Interesting to read that the agreement with Cherokee Health Systems is considered "a done deal". I don't believe it has actually come before the County Commission for approval.This deal seems to be one made in the back room, lacking transparency. Employees of the clinic were asked to name two individuals to sit in on the meetings with CHS; those chosen by their peers have not been included in any meetings. Several questions need to be asked and answered by the Knox County commissioners before the ink dries on this agreement, questions about the process and the need for such a move. Lack of a doctor, not making money, and inefficiency are three reasons cited by the management of the clinic for the change. What's the story?

A replacement for Dr. Washer has not been found as the search has not happened; to the best of my knowledge, no call for interested applicants was issued. Which journals were ads placed in? Were ads sent to area practices or practitioners prior to the letting of the bid to provide services? There are at least two locals who are interested in the position. The last time the position was advertised, the qualified applicant had to be a public health official. Who at Cherokee will fulfill that role?

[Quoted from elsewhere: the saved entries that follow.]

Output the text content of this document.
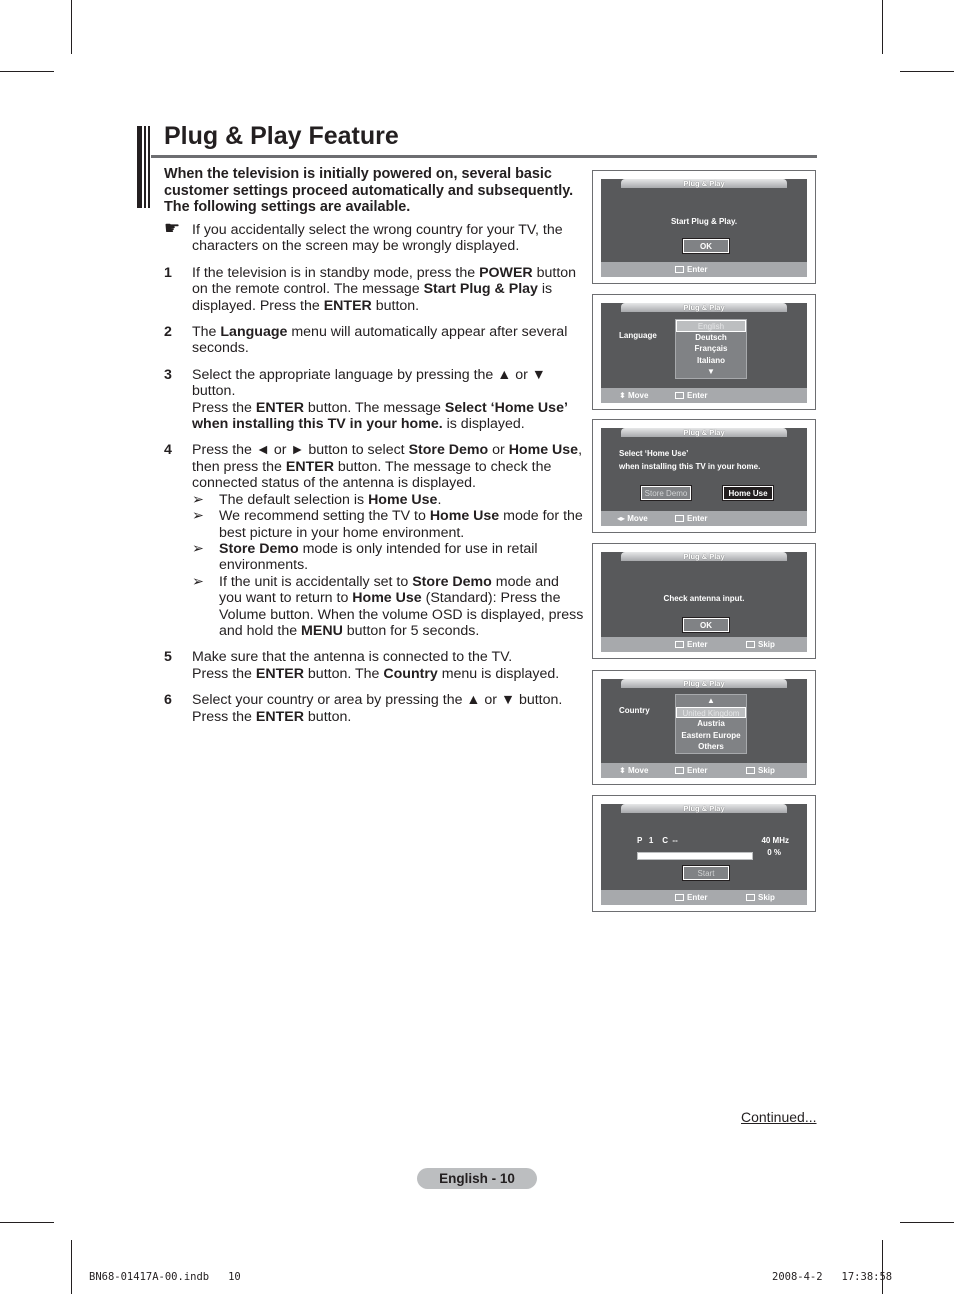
Plug & Play Feature
When the television is initially powered on, several basic customer settings proceed automatically and subsequently. The following settings are available.
☛ If you accidentally select the wrong country for your TV, the characters on the screen may be wrongly displayed.
1 If the television is in standby mode, press the POWER button on the remote control. The message Start Plug & Play is displayed. Press the ENTER button.
2 The Language menu will automatically appear after several seconds.
3 Select the appropriate language by pressing the ▲ or ▼ button.
Press the ENTER button. The message Select ‘Home Use’ when installing this TV in your home. is displayed.
4 Press the ◄ or ► button to select Store Demo or Home Use, then press the ENTER button. The message to check the connected status of the antenna is displayed.
➢ The default selection is Home Use.
➢ We recommend setting the TV to Home Use mode for the best picture in your home environment.
➢ Store Demo mode is only intended for use in retail environments.
➢ If the unit is accidentally set to Store Demo mode and you want to return to Home Use (Standard): Press the Volume button. When the volume OSD is displayed, press and hold the MENU button for 5 seconds.
5 Make sure that the antenna is connected to the TV.
Press the ENTER button. The Country menu is displayed.
6 Select your country or area by pressing the ▲ or ▼ button.
Press the ENTER button.
Plug & Play
Start Plug & Play.
OK
Enter
Plug & Play
Language
English
Deutsch
Français
Italiano
▼
⬍ Move	Enter
Plug & Play
Select ‘Home Use’
when installing this TV in your home.
Store Demo	Home Use
◂▸ Move	Enter
Plug & Play
Check antenna input.
OK
Enter	Skip
Plug & Play
Country
▲
United Kingdom
Austria
Eastern Europe
Others
⬍ Move	Enter	Skip
Plug & Play
P   1    C  --	40 MHz
0 %
Start
Enter	Skip
Continued...
English - 10
BN68-01417A-00.indb   10	2008-4-2   17:38:58
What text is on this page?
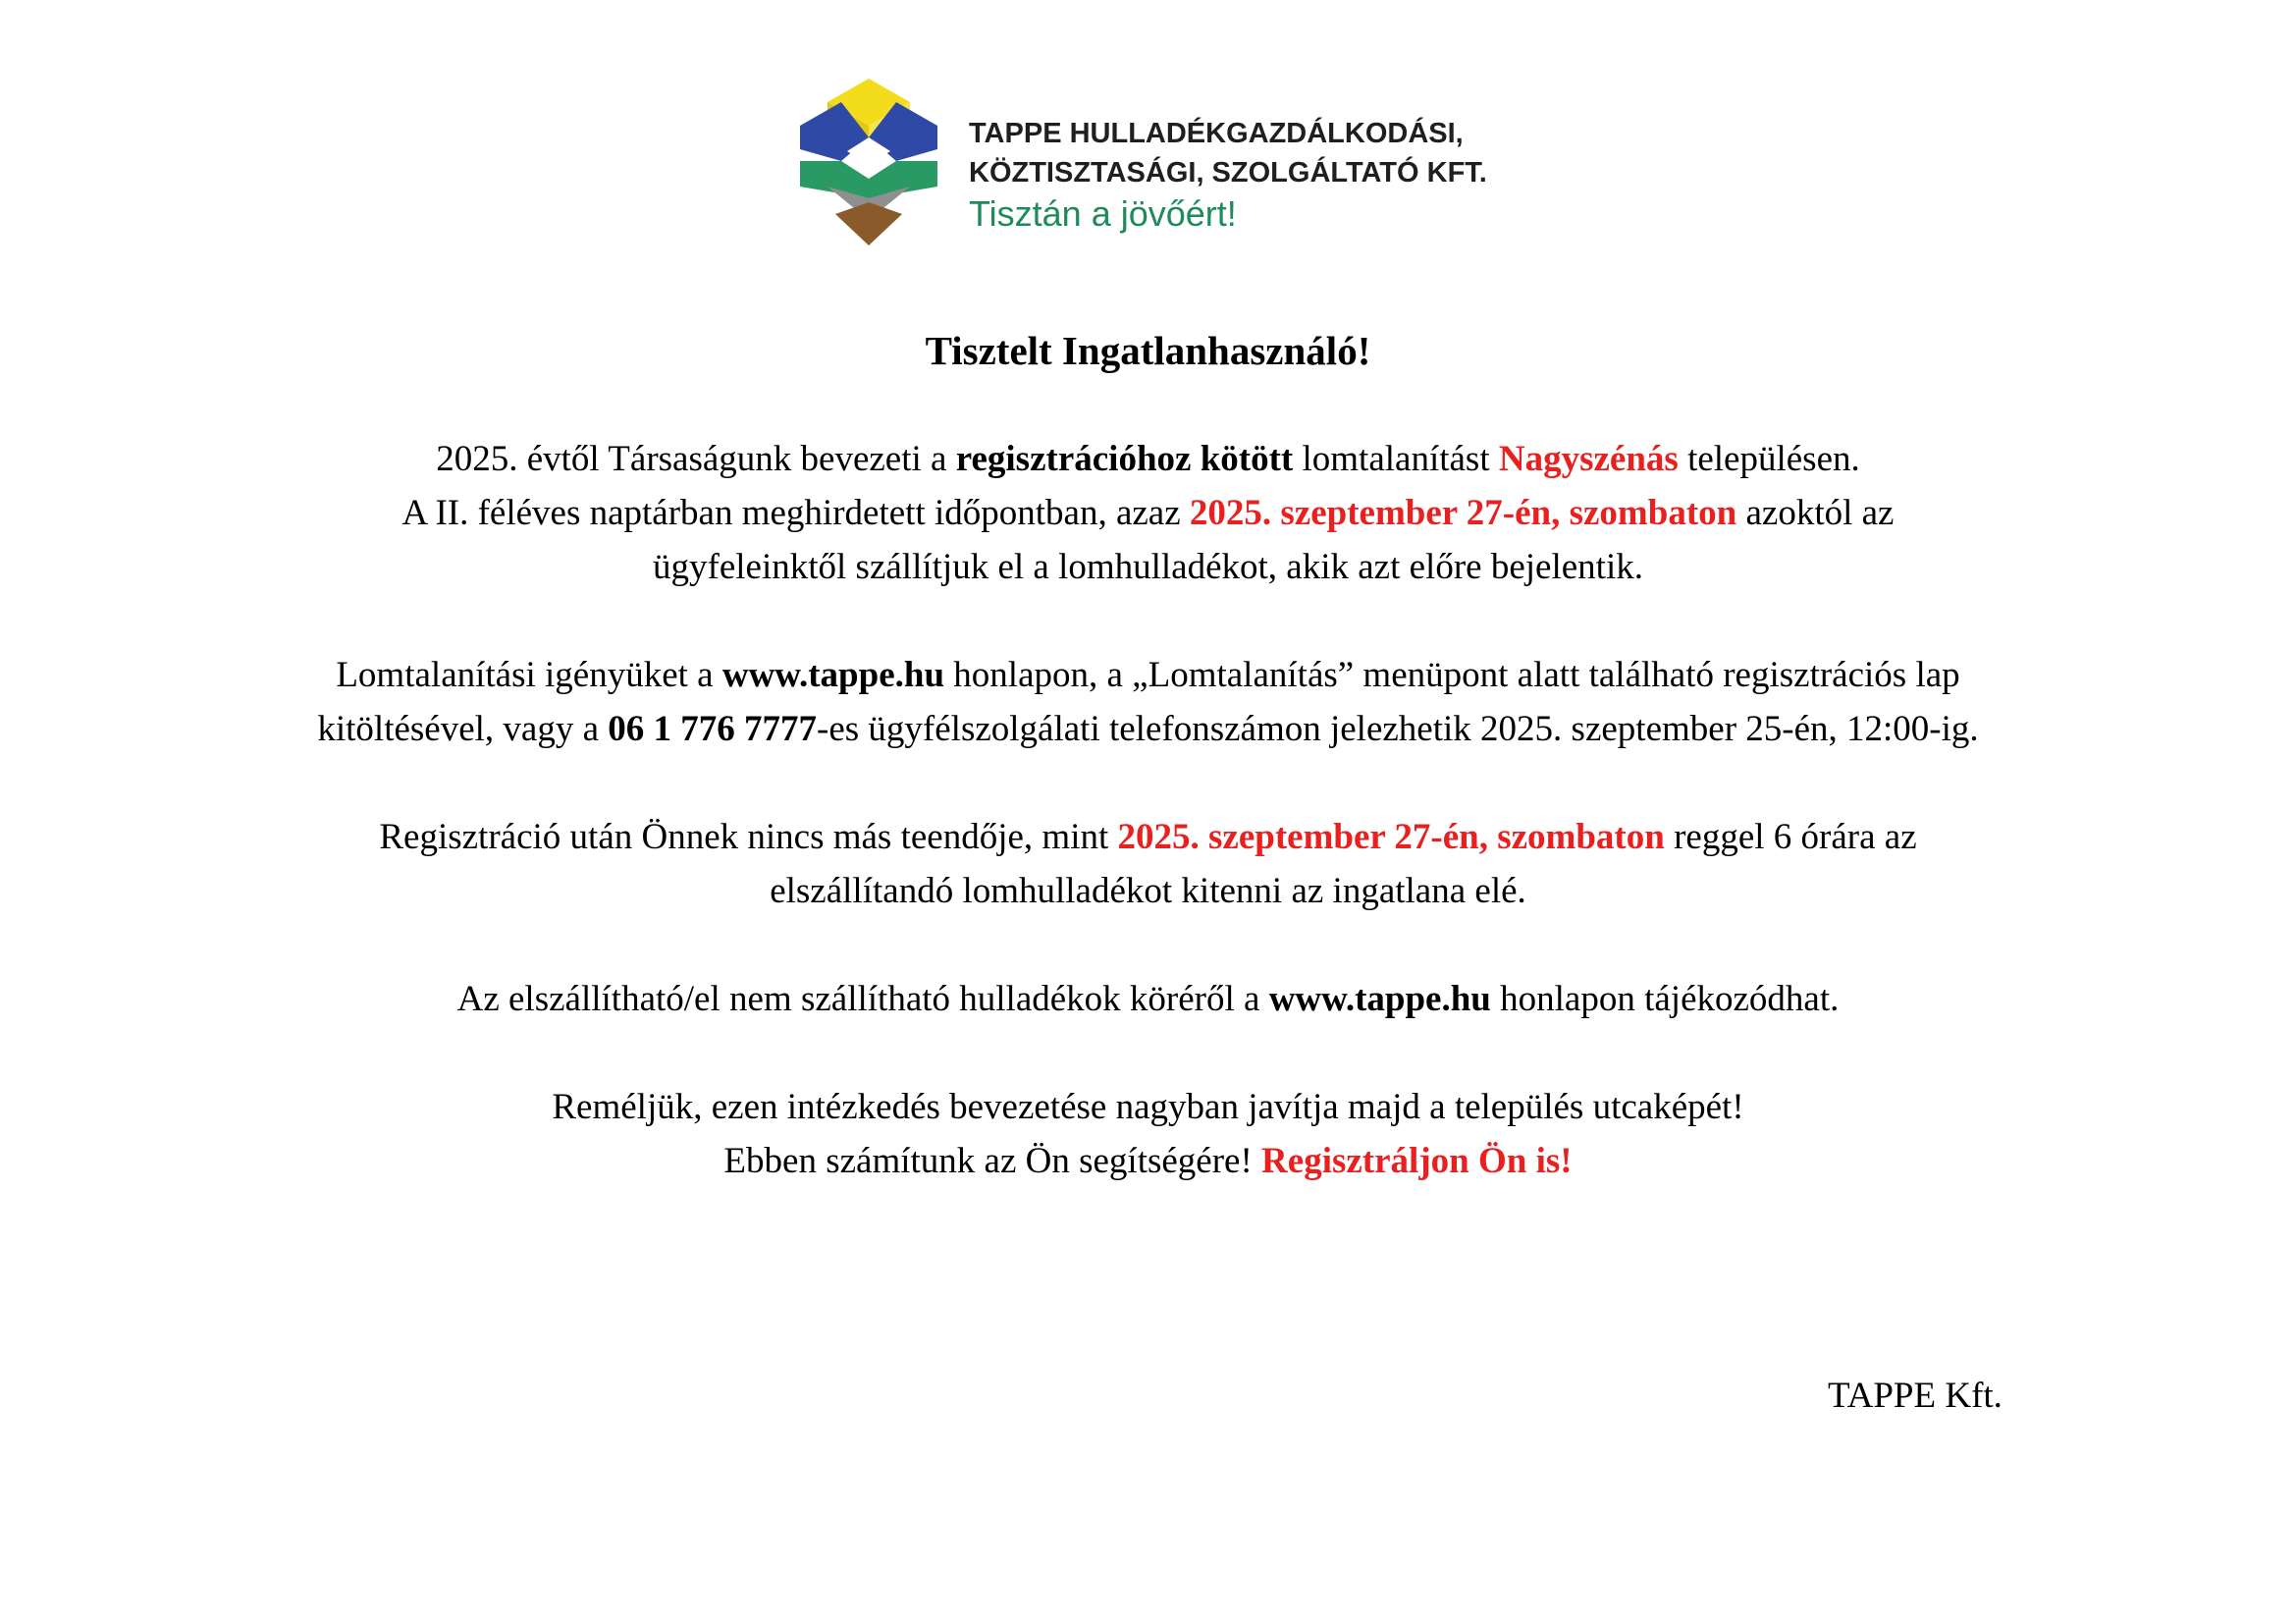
TAPPE HULLADÉKGAZDÁLKODÁSI,
KÖZTISZTASÁGI, SZOLGÁLTATÓ KFT.
Tisztán a jövőért!
Tisztelt Ingatlanhasználó!
2025. évtől Társaságunk bevezeti a regisztrációhoz kötött lomtalanítást Nagyszénás településen.
A II. féléves naptárban meghirdetett időpontban, azaz 2025. szeptember 27-én, szombaton azoktól az
ügyfeleinktől szállítjuk el a lomhulladékot, akik azt előre bejelentik.
Lomtalanítási igényüket a www.tappe.hu honlapon, a „Lomtalanítás” menüpont alatt található regisztrációs lap
kitöltésével, vagy a 06 1 776 7777-es ügyfélszolgálati telefonszámon jelezhetik 2025. szeptember 25-én, 12:00-ig.
Regisztráció után Önnek nincs más teendője, mint 2025. szeptember 27-én, szombaton reggel 6 órára az
elszállítandó lomhulladékot kitenni az ingatlana elé.
Az elszállítható/el nem szállítható hulladékok köréről a www.tappe.hu honlapon tájékozódhat.
Reméljük, ezen intézkedés bevezetése nagyban javítja majd a település utcaképét!
Ebben számítunk az Ön segítségére! Regisztráljon Ön is!
TAPPE Kft.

When has making a profit been considered a mission of public health? The question should be whether the current clinic delivers high value care for the money spent. Cherokee has taken over the adult primary care for the county already. Has any one assessed the quality of care and expenditure of funds since they took over?
The current staff at KCHD Pediatrics Primary Care Clinic see nearly double the number of patients per provider as compared to the current Cherokee Health System providers. How is it cost saving for more people to see fewer patients?
These are just a few of the questions Knox County residents need to ask the County Commissioners before the Pediatric Primary Care Clinic, and the county-owned facility out of which it operates, are taken over by a private organization. As more and more individuals are finding themselves and their families financially challenged, it seems like a poor time to take away a well-functioning, highly-regarded primary care facility which offers needed services to the community.